Current Practices Identified for Screening Teenagers for Type 2 Diabetes
Many pediatricians and family practice physicians recently surveyed were unaware that hemoglobin A1c is a recommended diagnostic test for type 2 diabetes; however, education on this recommendation was linked an increased number of physicians who said they would use the test in a hypothetical case involving an adolescent, according to a cross-sectional study in the February Journal of Adolescent Health.
“This potential for increased uptake of A1c could lead to missed cases prediabetes and diabetes in children, and increased costs,” said lead author Joyce M. Lee, MD, MPH, Associate Professor of Pediatrics, University of Michigan School of Public Health, Ann Arbor. Dr. Lee and colleagues cited studies suggesting a lower performance of A1c testing in children than in adults.
ADA Screening/Diagnostic Recommendation
In 2010, the American Diabetes Association (ADA) released updated guidelines that added use of hemoglobin A1c ≥ 6.5% as a screening/diagnostic test for type 1 and type 2 diabetes in children and adults in addition to the previously recommended fasting tests (ie, fasting plasma glucose test and 2-hour plasma glucose test). This change is controversial given recent findings suggesting that the A1c screening tool has a lower test performance in children than in adults.
“While A1c is convenient (no fasting required) and is a good assessment of average blood glucose over 3 months, it has limitations in those who have anemia, cystic fibrosis, thalassemia, or chronic kidney disease,” commented Jane Chiang, MD, Senior Vice President for Medical and Community Affairs at the ADA. “There may also be disparities in ethnic cohorts, although this is controversial. For example, it has been reported that African Americans have higher glycation rates and therefore, higher A1cs compared to Causasians, while in the Asian population, the A1c is reported to be a more accurate assessment (versus blood glucose),” she explained.
In addition, the ADA acknowledges [in the 2014 Standards of Medical Care in Diabetes] that there are limited data in the pediatric population, Dr. Chiang said. “In children, there is variability of age ranges, and we do not have normative data of A1c and how it relates to children as they are developing,” Dr. Chiang said. “It is hard to recruit for pediatric studies; thus, a lot of the information that is currently available is based on expert opinion and smaller studies. However, the ADA still endorses A1c as an option to screen/follow diabetes in children,” she said.
Hypothetical Case Design
The study authors examined survey responses from 604 pediatric and family practice physicians regarding the types of diagnostic tests they would order when presented with a hypothetical case involving an adolescent at risk for type 2 diabetes.

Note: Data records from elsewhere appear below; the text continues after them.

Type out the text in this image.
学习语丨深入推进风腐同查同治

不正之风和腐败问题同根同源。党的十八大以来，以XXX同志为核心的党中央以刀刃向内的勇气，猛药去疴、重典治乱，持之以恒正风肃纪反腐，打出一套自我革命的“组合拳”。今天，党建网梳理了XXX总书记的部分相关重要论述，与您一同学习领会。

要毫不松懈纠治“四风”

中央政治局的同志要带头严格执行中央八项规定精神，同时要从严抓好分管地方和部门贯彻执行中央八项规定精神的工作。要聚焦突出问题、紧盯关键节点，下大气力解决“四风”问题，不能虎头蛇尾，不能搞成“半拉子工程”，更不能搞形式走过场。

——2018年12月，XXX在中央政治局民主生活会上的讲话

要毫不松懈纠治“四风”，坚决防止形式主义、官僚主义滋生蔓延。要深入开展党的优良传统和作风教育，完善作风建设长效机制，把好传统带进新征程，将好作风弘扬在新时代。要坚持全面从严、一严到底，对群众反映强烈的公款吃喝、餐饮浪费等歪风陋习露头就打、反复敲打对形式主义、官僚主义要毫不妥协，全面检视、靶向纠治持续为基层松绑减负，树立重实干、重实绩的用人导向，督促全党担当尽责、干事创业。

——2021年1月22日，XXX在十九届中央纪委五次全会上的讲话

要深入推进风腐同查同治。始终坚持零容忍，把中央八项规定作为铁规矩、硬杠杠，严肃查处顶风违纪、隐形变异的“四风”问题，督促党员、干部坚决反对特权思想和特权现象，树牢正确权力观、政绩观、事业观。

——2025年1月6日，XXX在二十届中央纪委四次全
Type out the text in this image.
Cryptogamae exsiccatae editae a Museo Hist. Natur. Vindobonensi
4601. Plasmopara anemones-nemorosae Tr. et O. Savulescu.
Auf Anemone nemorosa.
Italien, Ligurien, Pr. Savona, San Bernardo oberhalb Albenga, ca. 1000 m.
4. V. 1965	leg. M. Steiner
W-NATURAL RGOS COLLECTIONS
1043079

The vast majority (92%) said that they would screen the hypothetical case for diabetes, with most respondents initially ordering a fasting test (63%) or an A1c test (58%) as part of the initial battery of tests. Most physicians who ordered an A1c test ordered it in combination with a nonfasting (15%) or fasting test (15%) and 7% ordered the A1c test alone.
84% of Physicians Would Order an A1c Test to Diagnose Diabetes
Only 38% of respondents were aware of the revised ADA guidelines. After being presented with the revised guidelines, the majority of respondents (67%) reported that they have or will change their screening practices by including A1c in the initial testing battery. The authors estimated that this would increase the percentage of physicians who would initially order an A1c test to 84%.
“If A1c is performed as recommended, it should facilitate the diagnosis,” Dr. Chiang commented. “The ADA recommends testing for type 2 diabetes in asymptomatic children, especially if they are at risk (see Table 5, page S18 of the ADA guidelines),” she said. Risk factors include overweight (BMI >85%) and >2+ risk factors (family history, race/ethnicity, signs of insulin resistance, maternal history or diabetes or GDM). In addition, Dr. Chiang explained that “unless a person is symptomatic (drinking or urinating frequently), ADA recommends that the abnormal test be repeated as soon as feasible.”